После страшной катастрофы в Бёддекене я стал говорить о своём изобретении только так, автоматически одушевляя его.
Главной целью экспериментов, проводимых в бывшем монастыре Бёддекен неподалёку от Вевельсбурга, было выявление закономерностей, согласно которым Зеркала принимали или отвергали операторов. В качестве подопытных были взяты люди самые непохожие: застенчивый помощник главного библиотекаря Вевельсбурга, разбитная буфетчица из отеля в Падерборне, прославленный ас, недавно получивший бриллианты к Рыцарскому кресту, несколько заключённых различных национальностей из концлагеря Нидерхаген (узники которого использовались как рабочая сила для реконструкции замка Вевельсбург), а также трое младших сотрудников «Аненербе» и двое эсэсовских генералов. Последние напросились сами, и, собственно, из-за них всё и случилось. Первым был небезызвестный Ханс Каммлер из строительного управления, про которого потом стали поговаривать, будто он руководит проектом по созданию машины времени, а всё лишь из-за того, что ему однажды захотелось побаловаться с моими Зеркалами. Другой чиновник из этой бравой команды, незадолго до того проводивший инспекцию концлагерей, похвалялся меткой стрельбой с балкона комендантского дома по движущимся целям. Эти предприимчивые господа воспылали идеей впечатать в энергетическое поле Земли постулат о величии фюрера путём помещения в фокус Зеркал большого портрета Гитлера и собственных благонамеренных персон. Их шумное присутствие вызывало у меня неконтролируемые приступы отвращения. Вероятно, это также послужило не последней причиной произошедшего. Позже я осознал, что каким-то образом связан с Зеркалами даже тогда, когда нахожусь вне их фокуса.

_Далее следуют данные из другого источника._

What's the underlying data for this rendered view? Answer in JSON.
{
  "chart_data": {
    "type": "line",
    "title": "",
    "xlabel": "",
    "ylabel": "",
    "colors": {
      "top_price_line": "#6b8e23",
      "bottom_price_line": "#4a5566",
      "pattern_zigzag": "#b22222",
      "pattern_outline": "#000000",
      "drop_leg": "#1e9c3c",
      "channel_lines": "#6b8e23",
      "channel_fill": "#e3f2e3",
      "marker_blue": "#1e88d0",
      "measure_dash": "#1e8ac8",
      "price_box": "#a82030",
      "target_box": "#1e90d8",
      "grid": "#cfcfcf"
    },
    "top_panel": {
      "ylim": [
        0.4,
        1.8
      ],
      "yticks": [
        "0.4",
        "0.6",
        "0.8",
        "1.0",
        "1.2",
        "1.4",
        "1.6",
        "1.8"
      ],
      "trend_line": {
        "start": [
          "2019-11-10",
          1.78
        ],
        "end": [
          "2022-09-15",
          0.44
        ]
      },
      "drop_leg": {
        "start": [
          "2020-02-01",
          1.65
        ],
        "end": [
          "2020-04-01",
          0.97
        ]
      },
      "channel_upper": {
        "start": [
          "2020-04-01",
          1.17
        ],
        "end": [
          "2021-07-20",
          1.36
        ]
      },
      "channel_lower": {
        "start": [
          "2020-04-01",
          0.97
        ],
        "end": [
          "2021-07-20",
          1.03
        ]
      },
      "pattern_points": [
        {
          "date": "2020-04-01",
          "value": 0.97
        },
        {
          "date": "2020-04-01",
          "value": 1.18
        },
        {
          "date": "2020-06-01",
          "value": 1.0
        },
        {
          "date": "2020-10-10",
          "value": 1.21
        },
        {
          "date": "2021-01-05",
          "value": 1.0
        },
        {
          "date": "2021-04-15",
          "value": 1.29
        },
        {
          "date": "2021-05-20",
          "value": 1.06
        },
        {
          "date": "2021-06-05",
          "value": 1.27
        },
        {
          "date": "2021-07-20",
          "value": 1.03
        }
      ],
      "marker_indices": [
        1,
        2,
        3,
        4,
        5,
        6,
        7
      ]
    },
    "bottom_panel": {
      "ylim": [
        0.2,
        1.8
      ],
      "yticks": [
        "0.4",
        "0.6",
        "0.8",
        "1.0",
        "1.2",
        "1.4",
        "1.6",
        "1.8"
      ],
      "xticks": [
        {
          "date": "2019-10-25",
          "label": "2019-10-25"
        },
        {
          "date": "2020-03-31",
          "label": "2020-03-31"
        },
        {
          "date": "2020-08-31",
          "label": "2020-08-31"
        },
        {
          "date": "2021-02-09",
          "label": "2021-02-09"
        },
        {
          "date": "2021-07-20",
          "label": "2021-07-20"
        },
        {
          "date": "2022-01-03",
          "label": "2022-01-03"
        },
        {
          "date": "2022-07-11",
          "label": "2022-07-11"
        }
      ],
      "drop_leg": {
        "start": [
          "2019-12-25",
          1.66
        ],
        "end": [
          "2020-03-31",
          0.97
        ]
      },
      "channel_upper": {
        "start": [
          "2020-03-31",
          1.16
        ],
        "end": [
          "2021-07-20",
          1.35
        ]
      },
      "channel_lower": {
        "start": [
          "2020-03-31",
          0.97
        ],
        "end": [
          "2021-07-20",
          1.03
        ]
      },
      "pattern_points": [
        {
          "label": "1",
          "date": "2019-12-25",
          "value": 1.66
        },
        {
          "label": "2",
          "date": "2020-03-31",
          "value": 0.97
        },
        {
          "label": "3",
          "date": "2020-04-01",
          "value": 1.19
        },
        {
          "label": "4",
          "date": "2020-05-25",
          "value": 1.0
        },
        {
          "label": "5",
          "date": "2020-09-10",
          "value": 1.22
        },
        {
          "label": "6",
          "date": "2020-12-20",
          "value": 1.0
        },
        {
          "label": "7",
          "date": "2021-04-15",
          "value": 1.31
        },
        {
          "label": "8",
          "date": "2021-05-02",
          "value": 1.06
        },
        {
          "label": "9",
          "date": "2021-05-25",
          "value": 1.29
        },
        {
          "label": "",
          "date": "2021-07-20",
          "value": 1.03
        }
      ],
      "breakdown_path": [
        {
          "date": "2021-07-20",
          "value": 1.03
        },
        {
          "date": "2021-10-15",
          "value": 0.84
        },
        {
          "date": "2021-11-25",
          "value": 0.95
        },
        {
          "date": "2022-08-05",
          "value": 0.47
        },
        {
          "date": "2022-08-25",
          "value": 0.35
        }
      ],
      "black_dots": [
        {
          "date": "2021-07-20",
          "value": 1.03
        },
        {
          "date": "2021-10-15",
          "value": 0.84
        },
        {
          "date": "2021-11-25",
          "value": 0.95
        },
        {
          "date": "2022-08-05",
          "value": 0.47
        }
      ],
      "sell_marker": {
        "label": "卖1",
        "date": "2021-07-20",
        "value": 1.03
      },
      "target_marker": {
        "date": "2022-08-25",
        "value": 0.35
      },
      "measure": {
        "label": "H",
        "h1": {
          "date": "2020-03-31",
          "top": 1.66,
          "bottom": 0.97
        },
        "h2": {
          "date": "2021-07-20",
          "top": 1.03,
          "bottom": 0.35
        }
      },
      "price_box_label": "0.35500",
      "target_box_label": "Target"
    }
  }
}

Стоило офицерам внести в пространство установки портрет, как под потолком зала возникли крупные сгустки ярчайшего белого света, вроде шаровых молний. Это уже само по себе было очень страшно, но чиновники не потеряли присутствия духа и заявили, что данное явление следует расценивать как знак высшей избранности фюрера – и тут паркет вспыхнул у них под ногами. Один офицер сгорел заживо, а другого – Каммлера – вышвырнуло прочь из установки в угол зала неведомой силой. Изо окон ударило пронзительно-лиловое сияние – казалось, воспламенились небеса. Дальнейшее все очевидцы описывали по-разному. Мне всё это вспоминается как мутный и бессвязный кошмар.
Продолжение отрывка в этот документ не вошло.